The King of Beats, as well as 2013's Lost Tapes Reels + More, and now Dillatronic are like sketchbooks from a widely recognized master of the art form. On the latter, each track bears the spartan title "Dillatronic 01", et cetera. According to its promotional materials, Dillatronic represents his "electronic-influenced" material, but that's a loose theme at best. There is nothing here as gloriously techno as "Nothing Like This" from the 2003 EP Ruff Draft, or the Kraftwerk homage "B.B.E. (Big Booty Express)" from his 2001 album as Jay Dee, Welcome 2 Detroit. If anything, many of these virtually unnamed and undated "beats batches" float along like the rudimentary, keyboards-and-bass-drums beats of late-'90s indie rap producers like Shawn J. Period and 88-Keys. Most have a running time of around two to three minutes, while a few last less than a minute. Yet in total, they bear traces of his superior instincts.

There are echoes of better-known productions here: the penetrating synth keyboard of "Dillatronic 10" is reminiscent of "E=MC2" from The Shining, and track 35 unfolds a neo-soul guitar groove that evokes his work on Phat Kat's "Dedication to the Suckers". With its enchanting yet disembodied chorus of "ooohs," "14" is like a distant cousin of Slum Village's "Get Dis Money". "29" whips a blaxploitation funk lick around a sample of M.O.P.'s "Ante Up", while a sample of Whodini's "Escape (I Need a Break)" girds the hallucinatory track 34. The latter is one of the more fully realized electronic instrumentals included here, but there are others, like the "Tetris"-like effects on "22", and the ghostly electro on "24" that cruelly ends in 45 seconds.

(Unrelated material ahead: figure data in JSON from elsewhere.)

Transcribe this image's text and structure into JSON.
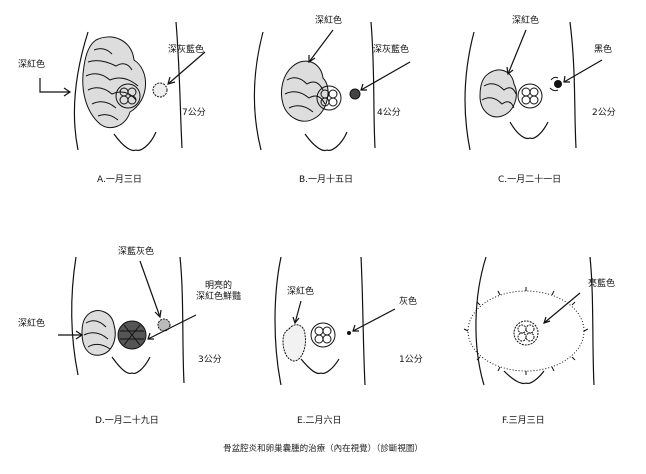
{
  "panels": [
    {
      "caption": "A.一月三日",
      "distance": "7公分",
      "labels": [
        "深紅色",
        "深灰藍色"
      ]
    },
    {
      "caption": "B.一月十五日",
      "distance": "4公分",
      "labels": [
        "深紅色",
        "深灰藍色"
      ]
    },
    {
      "caption": "C.一月二十一日",
      "distance": "2公分",
      "labels": [
        "深紅色",
        "黑色"
      ]
    },
    {
      "caption": "D.一月二十九日",
      "distance": "3公分",
      "labels": [
        "深紅色",
        "深藍灰色",
        "明亮的\n深紅色鮮豔"
      ]
    },
    {
      "caption": "E.二月六日",
      "distance": "1公分",
      "labels": [
        "深紅色",
        "灰色"
      ]
    },
    {
      "caption": "F.三月三日",
      "distance": "",
      "labels": [
        "亮藍色"
      ]
    }
  ],
  "footer": "骨盆腔炎和卵巢囊腫的治療（內在視覺）（診斷視圖）"
}
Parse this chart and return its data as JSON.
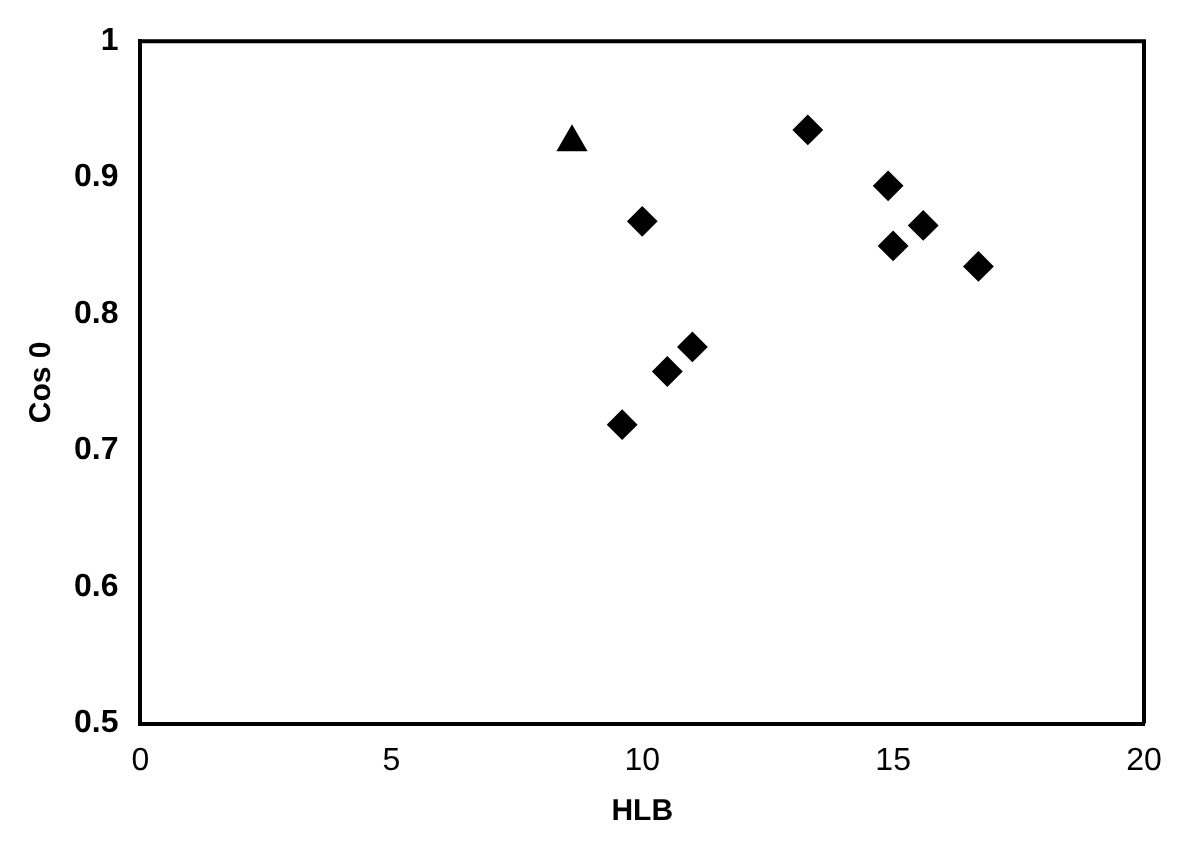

A few of these files suggest paths unexplored. "05", which only lasts a minute and three seconds, weds a bhangra-like melody to a drum kit. It's an avenue Dilla's close friend Madlib explored more fully on his Beat Konducta in India. "31" builds like a '70s horror cut (or perhaps a porno flick?) around an unnamed woman breathing "No" as a solitary keyboard sound throbs creepily. "33" weaves around a sped-up recording of a voices chirping as if out of The Wizard of Oz.

Dilla's familiar techniques are evident, like his frequent use of air sirens and hard, slapping percussion. He speaks only once, near the end of the minute-and-three-second track "39". "Yeah! Bounce with a nigga!" he commands to us over loping bass and spacey keyboard effects. This might be a data dump of studio experiments, not a cohesive Donuts-like experience that casual listeners might crave. But admirers of this brilliantly inventive musician will find much to rhyme over, get inspired by, or simply bounce to on Dillatronic.